Wednesday, February 20, 2008

THAT'S SO RETARDED

With Sylvester Stallone once again donning the Stevie Nicks look to reprise his second most serialized alter ego John Rambo, it became apparent to me that this character held some enduring popularity (I dug the first flick First Blood in 1982 but generally found the other two unwatchable). Since the masses seemed to miss Rambo, but I didn’t, It got me thinking... well, who are some of my favorite retarded characters of film.

I was saddened to realized... I don’t like most retards in movies

Bear in mind, I may be using the word incorrectly (I’m not a doctor, well just a doctor of love, but these uppity collages don’t offer a degree in that). I tend to lump crazies, mutes, autismees and slow-folks all together, let’s just call ‘em SPECIAL.

As a kid I was into special people, I recall crying my eyes out reading Of Mice And Men and while I was watching the TV Movie version with Randy Quad as the dimwitted Lenny (also starring Italian food connoisseur Robert Blake as George). I was also devastated by a pair of sweet mutesAlan Arkin in The Heart Is  A Lonely Hunter (recently released on DVD for the first time) and Jackie Gleason in the 1962 flick Gigot directed by Gene Kelly (and never released on DVD or VHS).

But most heart-tuggers annoy me. 

Have you ever seen the horrid feel-good lightweight goo I Am Sam (2001) with Sean Penn and the that freaky moppet Dakota Fanning? Not since Peter Frampton and The Bee Gees in Sgt.

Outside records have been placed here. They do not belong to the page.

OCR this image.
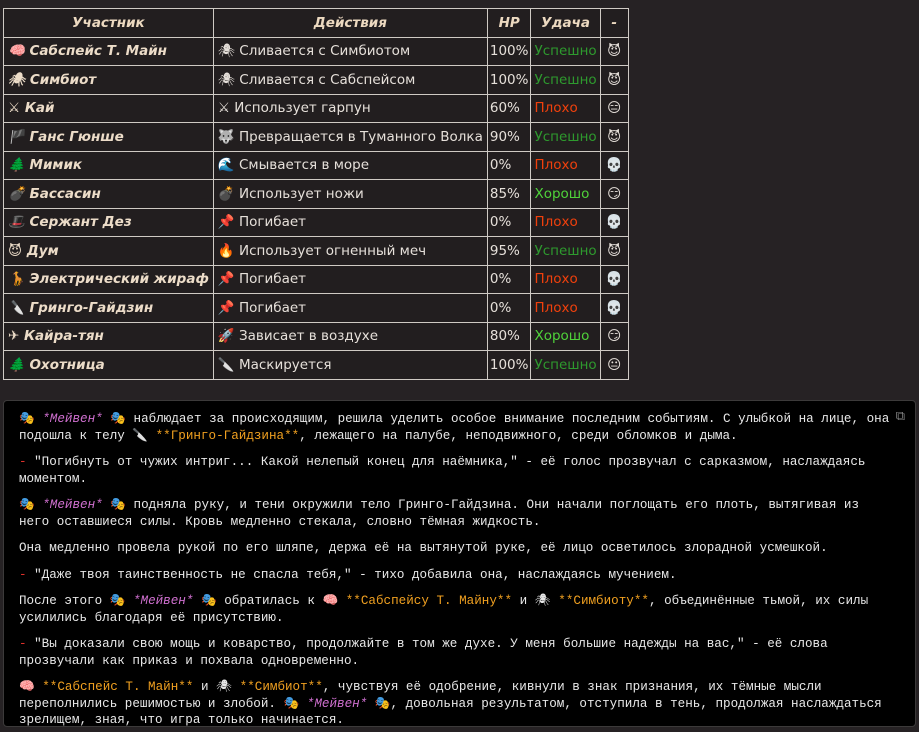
Участник	Действия	HP	Удача	-
🧠 Сабспейс Т. Майн	🕷 Сливается с Симбиотом	100%	Успешно	😈
🕷 Симбиот	🕷 Сливается с Сабспейсом	100%	Успешно	😈
⚔ Кай	⚔ Использует гарпун	60%	Плохо	😑
🏴 Ганс Гюнше	🐺 Превращается в Туманного Волка	90%	Успешно	😈
🌲 Мимик	🌊 Смывается в море	0%	Плохо	💀
💣 Бассасин	💣 Использует ножи	85%	Хорошо	😏
🎩 Сержант Дез	📌 Погибает	0%	Плохо	💀
😈 Дум	🔥 Использует огненный меч	95%	Успешно	😈
🦒 Электрический жираф	📌 Погибает	0%	Плохо	💀
🔪 Гринго-Гайдзин	📌 Погибает	0%	Плохо	💀
✈ Кайра-тян	🚀 Зависает в воздухе	80%	Хорошо	😏
🌲 Охотница	🔪 Маскируется	100%	Успешно	😐
⧉

🎭 *Мейвен* 🎭 наблюдает за происходящим, решила уделить особое внимание последним событиям. С улыбкой на лице, она подошла к телу 🔪 **Гринго-Гайдзина**, лежащего на палубе, неподвижного, среди обломков и дыма.

- "Погибнуть от чужих интриг... Какой нелепый конец для наёмника," - её голос прозвучал с сарказмом, наслаждаясь моментом.

🎭 *Мейвен* 🎭 подняла руку, и тени окружили тело Гринго-Гайдзина. Они начали поглощать его плоть, вытягивая из него оставшиеся силы. Кровь медленно стекала, словно тёмная жидкость.

Она медленно провела рукой по его шляпе, держа её на вытянутой руке, её лицо осветилось злорадной усмешкой.

- "Даже твоя таинственность не спасла тебя," - тихо добавила она, наслаждаясь мучением.

После этого 🎭 *Мейвен* 🎭 обратилась к 🧠 **Сабспейсу Т. Майну** и 🕷 **Симбиоту**, объединённые тьмой, их силы усилились благодаря её присутствию.

- "Вы доказали свою мощь и коварство, продолжайте в том же духе. У меня большие надежды на вас," - её слова прозвучали как приказ и похвала одновременно.

🧠 **Сабспейс Т. Майн** и 🕷 **Симбиот**, чувствуя её одобрение, кивнули в знак признания, их тёмные мысли переполнились решимостью и злобой. 🎭 *Мейвен* 🎭, довольная результатом, отступила в тень, продолжая наслаждаться зрелищем, зная, что игра только начинается.
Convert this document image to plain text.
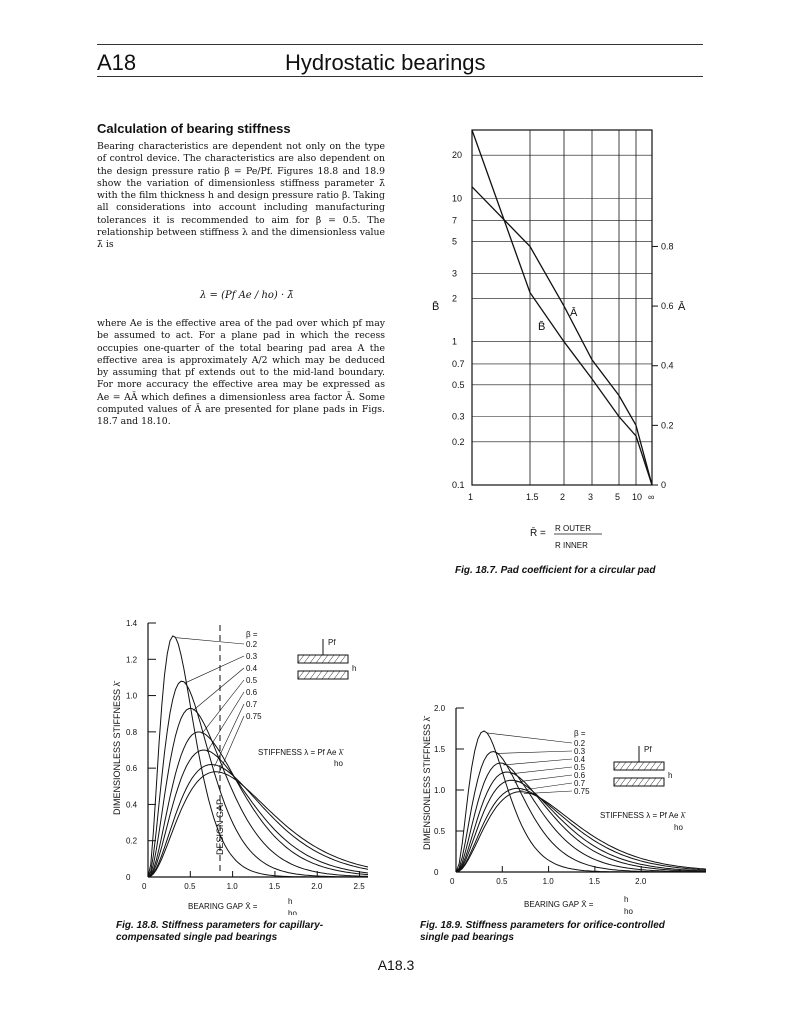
A18	Hydrostatic bearings
Calculation of bearing stiffness
Bearing characteristics are dependent not only on the type of control device. The characteristics are also dependent on the design pressure ratio β = Pe/Pf. Figures 18.8 and 18.9 show the variation of dimensionless stiffness parameter λ̄ with the film thickness h and design pressure ratio β. Taking all considerations into account including manufacturing tolerances it is recommended to aim for β = 0.5. The relationship between stiffness λ and the dimensionless value λ̄ is
λ = (Pf Ae / ho) · λ̄
where Ae is the effective area of the pad over which pf may be assumed to act. For a plane pad in which the recess occupies one-quarter of the total bearing pad area A the effective area is approximately A/2 which may be deduced by assuming that pf extends out to the mid-land boundary. For more accuracy the effective area may be expressed as Ae = AĀ which defines a dimensionless area factor Ā. Some computed values of Ā are presented for plane pads in Figs. 18.7 and 18.10.
20
10
7
5
3
2
1
0.7
0.5
0.3
0.2
0.1
0.8
0.6
0.4
0.2
0
1	1.5 2	3 5 10 ∞
B̄	Ā
B̄
Ā
R̄ = R OUTER
R INNER
Fig. 18.7. Pad coefficient for a circular pad
1.4
1.2
1.0
0.8
0.6
0.4
0.2
0
0	0.5	1.0	1.5	2.0	2.5
DESIGN GAP
DIMENSIONLESS STIFFNESS λ̄
β =
0.2
0.3
0.4
0.5
0.6
0.7
0.75
Pf
h
STIFFNESS λ = Pf Ae λ̄
ho
BEARING GAP X̄ =
h
ho
Fig. 18.8. Stiffness parameters for capillary-
compensated single pad bearings
2.0
1.5
1.0
0.5
0
0	0.5	1.0	1.5	2.0
DIMENSIONLESS STIFFNESS λ̄	β =
0.2
0.3
0.4
0.5
0.6
0.7
0.75
Pf
h
STIFFNESS λ = Pf Ae λ̄
ho
BEARING GAP X̄ =
h
ho
Fig. 18.9. Stiffness parameters for orifice-controlled
single pad bearings
A18.3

Pepper's Lonely Hearts Club Band (1978) has a movie made the wonderful tunes of The Beatles more excruciating.

Hey Penn got an Oscar nomination for it! As did Arkin and so did Leonardo Da Caprio for What's Eating Gilbert Grape? (1993). Many actors have even won those Oscar things for doing the ‘dah-role’, Dustin Hoffman for Rainman (1988), Tom Hanks for Forrest Gump (1994), Geoffrey Rush for Shine (1996) and Cliff Robertson for Charley (1968). 


DEEP BACKGROUND: Before Charley got the operation that sent him from being a lovable idiot 

to a snotty MENSA member, I played one of his mean co-workers who picked on him in the 

Theatrical play (of the same book) Flowers For Algernon, back at Cass Tech High School in Detroit.


Also nominated  for an Oscar one of my favorite ‘special people’ was Billy Bob Thornton as the country-fried killer Carl in Slingblade (1996). I like it when the ‘special person’ is also scary or unlikeable or complicated. 

Or when a ‘special person’ just pops in for a supporting turn and isn’t explained to made enduring for the audience like the banjo kid in Deliverance (1972) or the goony Beeno lumbering around the third-act of Mad Max (or the bottom half of the Master Blaster in the third Mad Max).

Speaking of religious a-holes, (though Apocalypto is a masterpiece) the same year he first played Mad MaxMad Mel Gibson played a hunky ‘special person’ in the boring Australian weepy Tim. I bet ol’ Tim would hit it off with jock-babe Elisabeth Shue’s lovable Molly  in the aptly titled Molly (1999). 

Molly is one of those ‘special people’ movies that reeks of ‘Lifetime Channel’ like the so-so A Dangerous Woman (1993) with Debra Winger. And of course the retardo-riffic camp-classicThe Other Sister, with real-life retard Juliette Lewis and ‘retard looking’ Giovanni Ribisi (similar to Adam Sandler all Ribisi’s characters seem to have at least a touch of possible retardation in them). 

Oh but aren't they adorable? Like the ch-ch-ch-charming Cuba Gooding in Radio (2003) or that kid Bruce Willis has to protect in Mercury Rising (1989) or Tom Hulce in Dominick And Eugene (1988), they make the freaks in Gummo (1997) or poor slow, horny David Warner in Straw Dogs (1971) look like the creepy fiends.

On TV, I’ll take South Parks’s Timmy over the more celebrated Gomer Pyle or Corky Corky (of Life Goes Onany day.

The tube also brought us Mickey Rooney old n’ special in Bill (1981) and a retarded dude who comes back seeking revenge disguised as Ray Bolger in the 1981 TV movie Dark Night of the Scarecrow.

Some times people pretend to be ‘special’ like Nicholson does briefly in One Flew Over the Cuckoo's Nest (1975) before the doctors really make him 'special’. But when it’s revealed in Something About Mary that the crippled guy is faking it, the comedy of that flick was ruined for me. If you like ‘fakers’ you may dig Lars von Trier’s bizarre The Idiots (1993) where a group of ‘actors’ run around pretending to be ‘dense’ then return home for all out orgies. 

Sex is the last thing on my man Chance Gardner's mind in Being There (1979), maybe that’s what draws us to ‘special’ people, life would be easier if all we wanted was to watch TV. 

WAIT that sounds like most of us! Are we all special?